Stat Med. 2010 Oct 30;29(24):2508-20. doi: 10.1002/sim.3994.
Logistic regression models are widely used in medicine for predicting patient outcome (prognosis) and constructing diagnostic tests (diagnosis). Multivariable logistic models yield an (approximately) continuous risk score, a transformation of which gives the estimated event probability for an individual. A key aspect of model performance is discrimination, that is, the model's ability to distinguish between patients who have (or will have) an event of interest and those who do not (or will not). Graphical aids are important in understanding a logistic model. The receiver-operating characteristic (ROC) curve is familiar, but not necessarily easy to interpret. We advocate a simple graphic that provides further insight into discrimination, namely a histogram or dot plot of the risk score in the outcome groups. The most popular performance measure for the logistic model is the c-index, numerically equivalent to the area under the ROC curve. We discuss the comparative merits of the c-index and the (standardized) mean difference in risk score between the outcome groups. The latter statistic, sometimes known generically as the effect size, has been computed in slightly different ways by several different authors, including Glass, Cohen and Hedges. An alternative measure is the overlap between the distributions in the outcome groups, defined as the area under the minimum of the two density functions. The larger the overlap, the weaker the discrimination. Under certain assumptions about the distribution of the risk score, the c-index, effect size and overlap are functionally related. We illustrate the ideas with simulated and real data sets.

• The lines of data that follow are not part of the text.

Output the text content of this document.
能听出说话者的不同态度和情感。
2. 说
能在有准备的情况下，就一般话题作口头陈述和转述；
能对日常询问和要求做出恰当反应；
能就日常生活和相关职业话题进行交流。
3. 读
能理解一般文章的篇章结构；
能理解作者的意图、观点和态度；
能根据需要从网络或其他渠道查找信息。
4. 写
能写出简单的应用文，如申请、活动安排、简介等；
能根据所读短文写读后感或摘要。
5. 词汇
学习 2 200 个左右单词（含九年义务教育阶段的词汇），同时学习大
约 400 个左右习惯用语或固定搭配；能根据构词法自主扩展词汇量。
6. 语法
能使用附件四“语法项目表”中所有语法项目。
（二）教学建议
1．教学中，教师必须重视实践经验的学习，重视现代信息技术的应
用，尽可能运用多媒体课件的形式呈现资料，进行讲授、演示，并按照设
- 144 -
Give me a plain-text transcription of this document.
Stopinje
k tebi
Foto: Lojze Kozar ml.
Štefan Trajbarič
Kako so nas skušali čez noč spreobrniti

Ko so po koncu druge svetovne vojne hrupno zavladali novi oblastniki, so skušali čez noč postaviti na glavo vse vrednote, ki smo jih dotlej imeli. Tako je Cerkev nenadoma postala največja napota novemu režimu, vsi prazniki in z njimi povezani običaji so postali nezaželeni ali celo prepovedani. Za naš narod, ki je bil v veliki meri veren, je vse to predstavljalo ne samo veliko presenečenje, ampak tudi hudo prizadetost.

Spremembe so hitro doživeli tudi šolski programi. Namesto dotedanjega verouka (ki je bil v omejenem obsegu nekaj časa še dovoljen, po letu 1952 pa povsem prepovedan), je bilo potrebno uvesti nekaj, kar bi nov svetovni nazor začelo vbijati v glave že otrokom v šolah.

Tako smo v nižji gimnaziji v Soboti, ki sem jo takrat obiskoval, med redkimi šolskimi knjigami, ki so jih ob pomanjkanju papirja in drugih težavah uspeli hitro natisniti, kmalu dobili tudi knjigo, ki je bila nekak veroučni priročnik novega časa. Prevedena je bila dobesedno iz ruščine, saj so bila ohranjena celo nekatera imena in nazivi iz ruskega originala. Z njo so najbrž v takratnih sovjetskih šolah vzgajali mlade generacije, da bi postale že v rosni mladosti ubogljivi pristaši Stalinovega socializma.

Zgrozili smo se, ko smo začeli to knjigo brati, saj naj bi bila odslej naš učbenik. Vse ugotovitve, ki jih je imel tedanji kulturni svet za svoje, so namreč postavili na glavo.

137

逻辑回归模型在医学中被广泛用于预测患者的结局(预后)和构建诊断测试(诊断)。多变量逻辑模型产生一个(近似)连续的风险评分,该评分的转换给出了个体的估计事件概率。模型性能的一个关键方面是区分度,即模型区分有(或将会有)感兴趣事件的患者和没有(或不会有)感兴趣事件的患者的能力。图形辅助工具对于理解逻辑模型很重要。熟悉接收者操作特征(ROC)曲线,但不一定容易解释。我们提倡使用一种简单的图形,提供对区分度的进一步了解,即风险评分在结局组中的直方图或点图。逻辑模型最常用的性能衡量指标是 c 指数,它在数值上等同于 ROC 曲线下的面积。我们讨论了 c 指数和结局组之间风险评分(标准化)均值差异的相对优点。后者的统计量,有时通常称为效应量,已被几位不同的作者以略有不同的方式计算,包括 Glass、Cohen 和 Hedges。另一个替代衡量标准是结局组之间分布的重叠,定义为两个密度函数中的最小值的面积。重叠越大,区分度越弱。在风险评分分布的某些假设下,c 指数、效应量和重叠在功能上是相关的。我们用模拟数据集和真实数据集来说明这些想法。